The grin evaporated from Uzi’s face. “We’re back to Osborn.”

“We’ll get to Osborn in a minute. First let’s talk about ‘what had happened,’ as you put it.”

“How about… let’s not.”

“I really think it’ll help. Go back to your days with the Mossad. Was following orders something they stressed?”

Uzi’s foot was tapping the floor furiously as he decided whether or not to answer Rudnick. Realizing the good doctor wouldn’t allow him to sidestep the issue, he pressed on. “Mission success was the bottom line. They gave you the tools needed to get the job done and the rest was up to you. There were rules, yeah, but they were there to ensure survival. If you didn’t follow those rules, you ended up getting caught and embarrassing Israel, or getting killed. Or both.”

“What was your role?”

“I did what I did because it was necessary. But I’m not proud of it.”

“It?”

Uzi looked away. He pulled a toothpick from his pocket. He could feel Rudnick’s gaze on him as he fumbled with the plastic.

“Those toothpicks are like cigarettes for you, aren’t they?”

“I used to smoke. These are a hell of a lot healthier.”

“Are you embarrassed about what you did with Mossad?”

“Embarrassed? No. Not embarrassed. It was necessary. It was my job.”

“Yes…” Rudnick said. “But there’s something that still bothers you about it.”

Uzi had to give the shrink credit. He was very intuitive. He read his patients as if their diagnoses were imprinted on their foreheads. “Killing someone would bother any law-abiding citizen, even if the people you killed were terrorists, horrible people who enjoyed killing others because they were different and had different beliefs.

“During wars, soldiers sit in tanks with a ton of steel between them and the enemy. Or they fly in jets a few thousand feet in the air dropping bombs on a faceless enemy… lie on a mountainside hundreds of yards away and pull a trigger… launch a missile from a drone. Or fire a machine gun across a ravine. But what I did was up close and personal.”

A moment later, Rudnick caught on. “A kidon. A government-sponsored assassin.”

“If our operatives found out about a terrorist plot and infiltrated the cell, they would call us in. It was our job to… neutralize that cell before they could do any damage.”

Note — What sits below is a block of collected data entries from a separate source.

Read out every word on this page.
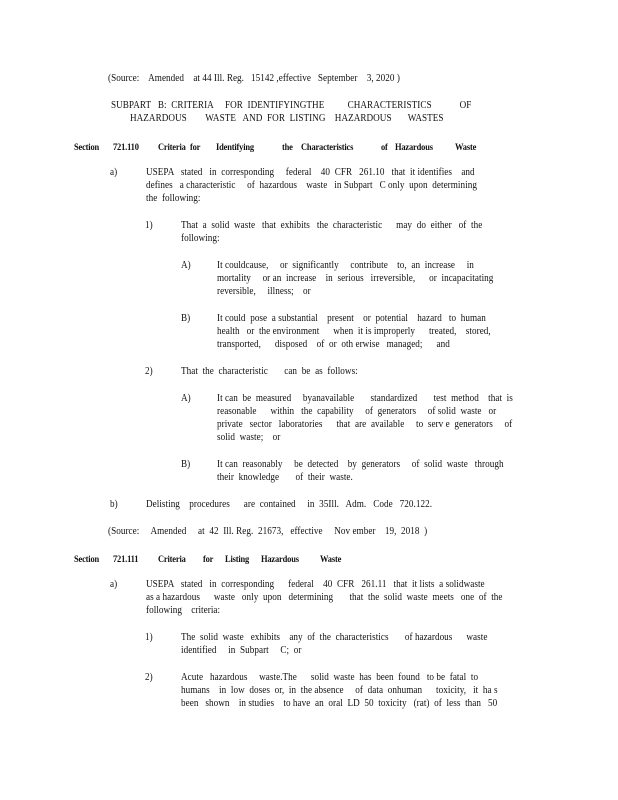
(Source:    Amended    at 44 Ill. Reg.   15142 ,effective   September    3, 2020 )
SUBPART   B:  CRITERIA     FOR  IDENTIFYINGTHE          CHARACTERISTICS            OF
HAZARDOUS        WASTE   AND  FOR  LISTING    HAZARDOUS       WASTES
Section 721.110 Criteria for Identifying	the Characteristics	of Hazardous Waste
a)	USEPA   stated   in  corresponding     federal    40  CFR   261.10   that  it identifies    and
defines   a characteristic     of  hazardous    waste   in Subpart   C only  upon  determining
the  following:
1)	That  a  solid  waste   that  exhibits   the  characteristic      may  do  either   of  the
following:
A)	It couldcause,     or  significantly     contribute    to,  an  increase     in
mortality     or an  increase    in  serious   irreversible,      or  incapacitating
reversible,     illness;    or
B)	It could  pose  a substantial    present    or  potential    hazard   to  human
health   or  the environment      when  it is improperly      treated,    stored,
transported,      disposed    of  or  oth erwise   managed;      and
2)	That  the  characteristic       can  be  as  follows:
A)	It can  be  measured     byanavailable       standardized       test  method    that  is
reasonable      within   the  capability     of  generators     of solid  waste   or
private   sector   laboratories      that  are  available     to  serv e  generators     of
solid  waste;    or
B)	It can  reasonably     be  detected    by  generators     of  solid  waste   through
their  knowledge       of  their  waste.
b)	Delisting    procedures      are  contained     in  35Ill.   Adm.   Code   720.122.
(Source:     Amended     at  42  Ill. Reg.  21673,   effective     Nov ember    19,  2018  )
Section 721.111 Criteria for Listing Hazardous Waste
a)	USEPA   stated   in  corresponding      federal    40  CFR   261.11   that  it lists  a solidwaste
as a hazardous      waste   only  upon   determining       that  the  solid  waste  meets   one  of  the
following    criteria:
1)	The  solid  waste   exhibits    any  of  the  characteristics       of hazardous      waste
identified     in  Subpart     C;  or
2)	Acute   hazardous     waste.The      solid  waste  has  been  found   to be  fatal  to
humans    in  low  doses  or,  in  the absence     of  data  onhuman      toxicity,   it  ha s
been   shown    in studies    to have  an  oral  LD  50  toxicity   (rat)  of  less  than   50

“You killed them before they could kill innocent people.”

“Only if they’d killed before and posed a known risk to the general population.” Uzi chuckled. “Sounds so simple, doesn’t it? It’s not. You try to go about your business because you know what you’re doing is right. But you still wake up in cold sweats reliving the mission.”

Rudnick nodded slowly, then took a sip from his coffee, as if he were measuring his response. Finally, he said, “I would imagine it’s a very difficult thing for anyone to live with, regardless of who your… targets are.”

“Over the years I worked with other counterterrorism agents— Special Operational Forces, GSG-9s, MI5s, MI6s. We all felt the same way. Yeah, there were some who got off on it, the killing, but most did what we did for our country.” He shrugged a shoulder. “’Course, knowing that didn’t really make it any easier to live with.”

“Your last job was before Dena’s… death?”

Uzi felt his eyes tearing and looked away. He managed a nod, but couldn’t get his voice to work. He cleared his throat and, staring at the floor, said, “A terrorist cell that’d assassinated one of our interior ministers was also responsible for three other bombings. A café, a disco, and a school bus. Seventy-nine were killed. They were planning an attack on the Knesset, to take out a major portion of the Israeli government. It’d be like 9/11, if the plane that crashed in Pennsylvania had made it to the Capitol building.”

“It would’ve been… very demoralizing.”

“And it would’ve triggered a war with devastating consequences. So the agents kept a watch on the group’s activities, checked and double-checked everything. We found out how they were going to do it. They’d be able to defeat the building’s defenses and hit different parts of the structure simultaneously. But we didn’t know when it was going down.” Uzi relived the events in his head as if they’d happened a month ago. “There was one point each day when the six terrorists were in separate locations. We knew where and when, and I was given the assignment of eliminating one of them. Another five kidons were dispatched to take out the others.”